FDA approved AMVUTTRA® (vutrisiran), the first RNAi therapeutic to reduce cardiovascular death, hospitalizations and urgent heart failure visits in adults with ATTR-CM
PUBLICATION_TIME(BEIJING): 2025-03-21 5:54:00
PROVIDER: Alnylam Pharmaceuticals, Inc.
HEADLINE: Alnylam Announces FDA Approval of AMVUTTRA® (vutrisiran), the First RNAi Therapeutic to Reduce Cardiovascular Death, Hospitalizations and Urgent Heart Failure Visits in Adults with ATTR Amyloidosis with Cardiomyopathy (ATTR-CM)
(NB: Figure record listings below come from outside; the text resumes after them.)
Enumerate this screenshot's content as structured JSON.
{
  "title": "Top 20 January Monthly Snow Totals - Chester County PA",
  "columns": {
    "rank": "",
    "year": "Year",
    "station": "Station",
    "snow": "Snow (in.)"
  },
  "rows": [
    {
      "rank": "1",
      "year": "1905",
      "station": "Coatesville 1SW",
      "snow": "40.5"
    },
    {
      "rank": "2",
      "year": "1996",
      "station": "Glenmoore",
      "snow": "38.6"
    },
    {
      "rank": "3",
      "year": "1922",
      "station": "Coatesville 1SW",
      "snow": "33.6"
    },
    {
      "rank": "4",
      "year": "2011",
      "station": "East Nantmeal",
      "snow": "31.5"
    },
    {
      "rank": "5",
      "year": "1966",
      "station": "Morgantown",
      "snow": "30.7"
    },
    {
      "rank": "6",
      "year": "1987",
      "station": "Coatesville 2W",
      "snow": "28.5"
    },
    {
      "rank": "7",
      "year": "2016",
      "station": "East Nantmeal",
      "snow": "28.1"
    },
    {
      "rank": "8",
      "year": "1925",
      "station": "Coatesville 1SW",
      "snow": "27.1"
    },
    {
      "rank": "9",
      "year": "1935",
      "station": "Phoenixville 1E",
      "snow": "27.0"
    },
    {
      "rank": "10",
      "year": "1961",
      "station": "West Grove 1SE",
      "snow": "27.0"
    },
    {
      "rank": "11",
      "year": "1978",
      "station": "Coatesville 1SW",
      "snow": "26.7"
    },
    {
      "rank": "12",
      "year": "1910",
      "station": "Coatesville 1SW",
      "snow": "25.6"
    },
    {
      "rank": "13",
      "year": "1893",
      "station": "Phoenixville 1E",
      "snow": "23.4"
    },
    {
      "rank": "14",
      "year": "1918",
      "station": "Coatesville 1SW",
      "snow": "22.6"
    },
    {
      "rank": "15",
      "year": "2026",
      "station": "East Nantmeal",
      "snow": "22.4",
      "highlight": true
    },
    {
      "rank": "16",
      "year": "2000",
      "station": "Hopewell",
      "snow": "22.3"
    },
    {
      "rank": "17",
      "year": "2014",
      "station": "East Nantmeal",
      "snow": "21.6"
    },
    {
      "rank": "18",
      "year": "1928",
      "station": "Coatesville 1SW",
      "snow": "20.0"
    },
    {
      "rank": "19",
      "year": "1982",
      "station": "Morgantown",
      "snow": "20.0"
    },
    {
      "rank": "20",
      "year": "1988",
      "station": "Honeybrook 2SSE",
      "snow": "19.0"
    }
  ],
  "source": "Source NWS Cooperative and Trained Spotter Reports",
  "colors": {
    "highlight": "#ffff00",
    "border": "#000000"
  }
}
SUB_HEADLINE: − Novel Mechanism of Action Delivers Rapid Knockdown of Transthyretin, Addressing the Disease at its Source –
− Proven Consistency of Effect on Cardiovascular Outcomes, Function, and Quality of Life in ATTR-CM Population Representative of Today’s Patients –
– Only Therapeutic Approved in the U.S. to Address Both Cardiomyopathy and Polyneuropathy Manifestations of ATTR Amyloidosis –
– Alnylam Offers Multiple Programs to Support Broad and Seamless Patient Access; Majority of Patients Expected to Pay $0 in Out-of-Pocket Costs for AMVUTTRA –
– Alnylam to Host Conference Call Today at 6:00 pm ET –
TEASER: CAMBRIDGE, Mass.--(BUSINESS WIRE)--Alnylam Pharmaceuticals, Inc.
(Nasdaq: ALNY), the leading RNAi therapeutics company, today announced the U.S. Food and Drug Administration (FDA) approval of the supplemental New Drug Application (sNDA) for its RNAi therapeutic, AMVUTTRA®(vutrisiran), for the treatment of the cardiomyopathy of wild-type or hereditary transthyretin-mediated amyloidosis (ATTR-CM) in adults to reduce cardiovascular mortality, cardiovascular hospitalizations and urgent heart failure visits. The approval expands the indication for AMVUTTRA, which now becomes the first and only therapeutic approved by the FDA for the treatment of ATTR-CM and the polyneuropathy of hereditary transthyretin-mediated amyloidosis (hATTR-PN) in adults.
ATTR-CM is a devastating, rapidly progressive, and ultimately fatal disease estimated to affect approximately 150,000 people in the U.S. and over 300,000 people worldwide. There is no cure for ATTR-CM, and the deposition of misfolded transthyretin (TTR) fibrils causes irreversible damage over time which can lead to premature death. Today, most patients remain undiagnosed and untreated, and a significant portion of those who are treated with commonly used therapies experience disease progression.